Либеральная мысль, на его взгляд, отдает разложением, потому что она априори не чтит авторитетов. Авторитет же огранивает чрезмерную свободу. Что касается либерала, то он как раз приверженец этой свободы.

Авторитет – несомненный праведник, принятый без всяких условий толпой. Значит, либеральная мысль не признает и не почитает праведников. Это одно из немногих, что Барон позволил себе однажды высказать в каком-то интервью на телевидении. Он не любил медийной суеты, зная ей цену, но тут его что-то ухватило за живое. Кажется, это было в преддверии очередных президентских выборов, когда кто-то из упрямейших либеральных оппозиционеров позволил себе дать неосторожную и крайне неуважительную им оценку. Барон тогда, как, собственно, и прежде, принимал самое деятельное участие в финансировании кампании, а тут такое взбесившее его вольнодумство. Ни копейки ведь не дали, а пасти разинули так, словно их слово последнее. Тогда он и высказался о праведниках и авторитетах. Довольно горячо, вопреки его привычкам, высказался.

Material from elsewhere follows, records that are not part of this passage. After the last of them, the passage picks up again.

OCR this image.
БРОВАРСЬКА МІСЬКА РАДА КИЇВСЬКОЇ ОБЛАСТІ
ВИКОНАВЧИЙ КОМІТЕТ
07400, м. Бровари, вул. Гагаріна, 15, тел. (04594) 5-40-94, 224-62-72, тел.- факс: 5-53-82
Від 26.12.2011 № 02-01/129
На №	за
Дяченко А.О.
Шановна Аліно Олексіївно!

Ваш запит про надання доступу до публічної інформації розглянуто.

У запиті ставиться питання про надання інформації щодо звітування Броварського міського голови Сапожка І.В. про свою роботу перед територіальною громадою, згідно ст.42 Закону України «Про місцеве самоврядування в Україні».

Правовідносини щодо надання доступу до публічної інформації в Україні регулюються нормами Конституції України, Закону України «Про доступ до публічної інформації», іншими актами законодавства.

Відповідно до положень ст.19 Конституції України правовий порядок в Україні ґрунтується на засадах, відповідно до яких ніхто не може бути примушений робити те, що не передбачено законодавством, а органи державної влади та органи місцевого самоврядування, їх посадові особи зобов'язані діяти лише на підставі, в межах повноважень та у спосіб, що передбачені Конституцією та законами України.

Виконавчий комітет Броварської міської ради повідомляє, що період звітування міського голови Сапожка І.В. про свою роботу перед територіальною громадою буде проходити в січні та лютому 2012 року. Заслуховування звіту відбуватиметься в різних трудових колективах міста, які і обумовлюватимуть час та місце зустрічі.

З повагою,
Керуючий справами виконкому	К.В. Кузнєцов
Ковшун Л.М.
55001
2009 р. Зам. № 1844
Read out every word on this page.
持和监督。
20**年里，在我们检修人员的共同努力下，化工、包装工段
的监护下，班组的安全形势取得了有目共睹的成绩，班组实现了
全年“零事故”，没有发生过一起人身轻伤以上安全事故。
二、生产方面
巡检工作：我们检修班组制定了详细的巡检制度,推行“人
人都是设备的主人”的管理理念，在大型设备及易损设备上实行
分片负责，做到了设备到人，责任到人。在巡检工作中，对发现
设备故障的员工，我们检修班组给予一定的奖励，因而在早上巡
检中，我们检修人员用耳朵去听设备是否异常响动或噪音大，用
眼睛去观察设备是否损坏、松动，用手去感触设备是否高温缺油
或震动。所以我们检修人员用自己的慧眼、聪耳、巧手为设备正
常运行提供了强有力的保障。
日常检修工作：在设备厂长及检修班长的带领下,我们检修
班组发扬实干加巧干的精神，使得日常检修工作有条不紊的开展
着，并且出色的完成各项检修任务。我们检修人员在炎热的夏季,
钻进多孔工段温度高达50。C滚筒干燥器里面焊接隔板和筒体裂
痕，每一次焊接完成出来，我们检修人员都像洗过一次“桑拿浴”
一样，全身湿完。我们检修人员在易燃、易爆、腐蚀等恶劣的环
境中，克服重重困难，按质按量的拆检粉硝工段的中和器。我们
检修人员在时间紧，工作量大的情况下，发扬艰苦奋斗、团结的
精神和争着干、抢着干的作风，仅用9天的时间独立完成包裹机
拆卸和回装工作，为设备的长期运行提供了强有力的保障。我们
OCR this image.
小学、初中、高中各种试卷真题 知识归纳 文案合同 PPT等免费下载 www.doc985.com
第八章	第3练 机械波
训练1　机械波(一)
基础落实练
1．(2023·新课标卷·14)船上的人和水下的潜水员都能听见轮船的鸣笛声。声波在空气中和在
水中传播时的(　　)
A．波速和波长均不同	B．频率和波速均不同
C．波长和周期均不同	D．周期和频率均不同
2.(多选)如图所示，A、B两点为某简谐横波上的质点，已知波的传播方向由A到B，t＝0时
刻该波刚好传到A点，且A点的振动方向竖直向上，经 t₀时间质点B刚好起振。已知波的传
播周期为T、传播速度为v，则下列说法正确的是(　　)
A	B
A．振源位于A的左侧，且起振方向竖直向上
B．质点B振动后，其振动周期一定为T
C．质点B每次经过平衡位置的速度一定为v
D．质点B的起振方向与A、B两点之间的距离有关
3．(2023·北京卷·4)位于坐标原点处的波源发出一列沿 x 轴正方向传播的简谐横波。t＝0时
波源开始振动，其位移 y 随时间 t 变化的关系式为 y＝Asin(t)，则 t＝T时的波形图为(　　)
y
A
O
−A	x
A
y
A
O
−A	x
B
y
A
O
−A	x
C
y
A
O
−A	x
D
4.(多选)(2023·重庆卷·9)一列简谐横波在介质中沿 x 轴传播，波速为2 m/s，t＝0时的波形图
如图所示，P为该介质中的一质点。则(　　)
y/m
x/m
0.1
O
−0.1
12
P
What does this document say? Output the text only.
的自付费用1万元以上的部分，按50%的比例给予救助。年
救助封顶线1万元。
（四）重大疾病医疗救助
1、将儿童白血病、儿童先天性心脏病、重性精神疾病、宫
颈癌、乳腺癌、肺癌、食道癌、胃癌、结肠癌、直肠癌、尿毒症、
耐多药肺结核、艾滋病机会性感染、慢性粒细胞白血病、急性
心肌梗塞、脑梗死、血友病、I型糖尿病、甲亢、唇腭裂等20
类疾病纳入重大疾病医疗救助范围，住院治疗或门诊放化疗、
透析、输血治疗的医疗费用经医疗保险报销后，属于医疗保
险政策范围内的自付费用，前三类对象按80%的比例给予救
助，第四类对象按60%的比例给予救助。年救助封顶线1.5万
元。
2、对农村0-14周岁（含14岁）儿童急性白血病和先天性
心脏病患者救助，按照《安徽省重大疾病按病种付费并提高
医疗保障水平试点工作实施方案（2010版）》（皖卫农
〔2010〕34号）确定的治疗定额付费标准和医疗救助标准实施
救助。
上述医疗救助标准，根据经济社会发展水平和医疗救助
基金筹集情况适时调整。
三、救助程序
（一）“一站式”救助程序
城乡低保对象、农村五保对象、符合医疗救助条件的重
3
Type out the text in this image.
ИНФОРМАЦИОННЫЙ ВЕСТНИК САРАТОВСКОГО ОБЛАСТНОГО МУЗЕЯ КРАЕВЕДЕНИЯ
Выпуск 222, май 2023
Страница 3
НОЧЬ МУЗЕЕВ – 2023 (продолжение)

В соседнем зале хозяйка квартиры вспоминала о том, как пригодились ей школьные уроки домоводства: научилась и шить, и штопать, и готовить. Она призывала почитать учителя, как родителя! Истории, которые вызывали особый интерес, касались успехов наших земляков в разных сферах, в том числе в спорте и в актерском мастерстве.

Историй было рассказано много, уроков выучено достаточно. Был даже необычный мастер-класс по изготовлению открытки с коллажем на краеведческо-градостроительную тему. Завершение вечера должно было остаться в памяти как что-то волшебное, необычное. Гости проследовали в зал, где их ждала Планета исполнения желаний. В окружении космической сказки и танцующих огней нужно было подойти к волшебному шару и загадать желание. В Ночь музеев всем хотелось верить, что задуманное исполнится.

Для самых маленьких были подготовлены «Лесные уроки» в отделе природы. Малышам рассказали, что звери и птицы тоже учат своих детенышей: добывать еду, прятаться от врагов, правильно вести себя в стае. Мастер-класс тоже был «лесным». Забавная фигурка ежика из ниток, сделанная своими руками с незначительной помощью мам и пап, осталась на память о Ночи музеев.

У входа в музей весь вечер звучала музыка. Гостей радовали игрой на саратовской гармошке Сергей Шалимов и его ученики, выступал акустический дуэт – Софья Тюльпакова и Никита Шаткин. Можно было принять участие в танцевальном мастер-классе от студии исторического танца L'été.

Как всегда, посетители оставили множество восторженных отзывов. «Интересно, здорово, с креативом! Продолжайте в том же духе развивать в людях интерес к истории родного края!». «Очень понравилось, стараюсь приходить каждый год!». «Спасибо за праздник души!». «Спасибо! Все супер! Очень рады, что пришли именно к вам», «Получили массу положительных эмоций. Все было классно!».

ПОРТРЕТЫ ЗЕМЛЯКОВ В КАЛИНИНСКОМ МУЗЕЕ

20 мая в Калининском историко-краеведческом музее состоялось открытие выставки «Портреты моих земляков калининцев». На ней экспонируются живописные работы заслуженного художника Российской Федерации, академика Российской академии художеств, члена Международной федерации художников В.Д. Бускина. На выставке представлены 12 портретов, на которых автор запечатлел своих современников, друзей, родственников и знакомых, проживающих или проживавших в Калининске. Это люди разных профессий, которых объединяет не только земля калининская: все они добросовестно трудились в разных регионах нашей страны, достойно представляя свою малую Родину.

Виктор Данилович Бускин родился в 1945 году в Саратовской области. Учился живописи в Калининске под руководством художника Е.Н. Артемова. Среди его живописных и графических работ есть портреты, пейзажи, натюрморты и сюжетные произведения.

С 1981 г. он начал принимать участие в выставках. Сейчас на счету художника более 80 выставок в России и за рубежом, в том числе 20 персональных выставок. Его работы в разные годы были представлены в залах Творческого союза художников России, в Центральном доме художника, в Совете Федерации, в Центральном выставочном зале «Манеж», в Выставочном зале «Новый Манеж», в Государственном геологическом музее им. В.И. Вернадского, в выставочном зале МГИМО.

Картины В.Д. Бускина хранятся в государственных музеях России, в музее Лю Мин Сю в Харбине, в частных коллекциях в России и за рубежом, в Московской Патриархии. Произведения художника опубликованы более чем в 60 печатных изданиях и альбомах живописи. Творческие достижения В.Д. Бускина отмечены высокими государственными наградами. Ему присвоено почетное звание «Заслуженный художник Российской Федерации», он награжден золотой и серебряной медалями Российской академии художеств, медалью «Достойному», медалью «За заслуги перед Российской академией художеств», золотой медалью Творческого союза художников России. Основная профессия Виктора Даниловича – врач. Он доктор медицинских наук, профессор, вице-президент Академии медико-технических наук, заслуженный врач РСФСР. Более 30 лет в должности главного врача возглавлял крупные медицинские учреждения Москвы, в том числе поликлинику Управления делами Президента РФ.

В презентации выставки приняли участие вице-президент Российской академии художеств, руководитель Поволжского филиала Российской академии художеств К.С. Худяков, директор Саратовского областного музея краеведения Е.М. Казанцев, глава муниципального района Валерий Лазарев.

Барон ни разу не был женат. К нему возили девок, сначала всяких, лишь бы веселых и умелых, непременно здоровых и сладострастных, потом уж с выбором – чтобы выглядели прилично, чтобы были престижными и завидными даже для светских эстетов, и ни в коем случае не гламурными дурами. Такие женщины иной раз задерживались у него надолго. Затем их щедро одаривали и ссаживали с бароновой персональной кареты по пути к следующим.

Совсем молоденьких Барон не любил. Стеснялся, что ли? И старых не любил. Их он тоже стеснялся. От тридцати двух до сорока пяти. Такой у него был вкус и выбор.

Но сковать себя браком, окружить детьми, родней, чтобы потом с них глаз не спускать, боятся измены, отравлений, предательств! Вот уж нет! Наделать глупостей никогда не поздно, говорил Барон, а вот исправить их может и жизни не хватить.


Совсем другое дело был Виктор Васильевич Раков, по клике Рак.

Виктор Васильевич вообще никаких философий не исповедовал. У него все было просто – человек родился случайно, жил, как Бог на душу положит и умрет, как Сатана велит. Собственно, это и было его верой, которую он словами никак не определял и даже в мыслях ни разу за всю свою пятидесятилетнюю жизнь не подвергал анализу.

С Бароном Рака роднили две независящие от них обоих вещи – оба родились особями мужского пола, да еще в один и тот же год.

Отца своего Рак не знал, а мать всегда была занята тем, что всю жизнь пыталась связать воедино два обтрепанных нитяных конца: один из них – это нищета, а другой – случайные мужчины, беспросветно пьющие и по-звериному грубые. Были еще у Витьки Ракова два старших брата и младшая сестра, отцами которых и числились весьма условно, на словах, эти самые случайные мужские особи. Причем, в метриках всех, включая Рака, на месте, где должен быть записан отец, зиял, как гулкий кривой провал, жирный размашистый прочерк.

Рак учился в средней школе не то, что плохо, а очень и очень плохо. За всю свою, полную греха, жизнь он прочитал одну тонюсенькую книжку о Ленине, зачем-то шедшем в мороз по льду Финского залива, и написал не более двух страниц текста (в основном, в анкетах и в коротких приписках к протоколам его допросов о том, что «прочитано и верно»). Может быть, он еще что-нибудь где-нибудь писал, но хоть режь его, хоть топи, не помнил, где, что и зачем.

Определенных музыкальных предпочтений у него никогда не было. Слышал что-то наше и не наше на чужих магнитофонах, какие-то хрипы, скрипы, металлический скрежет, визг и дребезжание. Криво ухмылялся и прочувственно замирал во дворе, в своем или чужом, когда какой-нибудь его сверстник выносил гитару и ныл что-то о безответной любви, о зоне, ворах, марухах и чувихах, о подлых ментах и несгибаемой братве. Он любил сиплые голоса, хмурые взгляды, запах водки или винища из сплевывавших сквозь зубы оскаленных ртов, татуировки и вызывающую небрежность в одежде. Все это сливалось для него в один беззаботный, нищенский образ жизни, в котором важно было уметь крепко и безжалостно бить, не бояться угроз старших «пацанов», но и оказывать им ритуальное почтение, не стонать, не просить попусту, никому не доверять и всегда быть готовым схватить что-нибудь и тут же, даже не заметая следов, бежать сломя голову.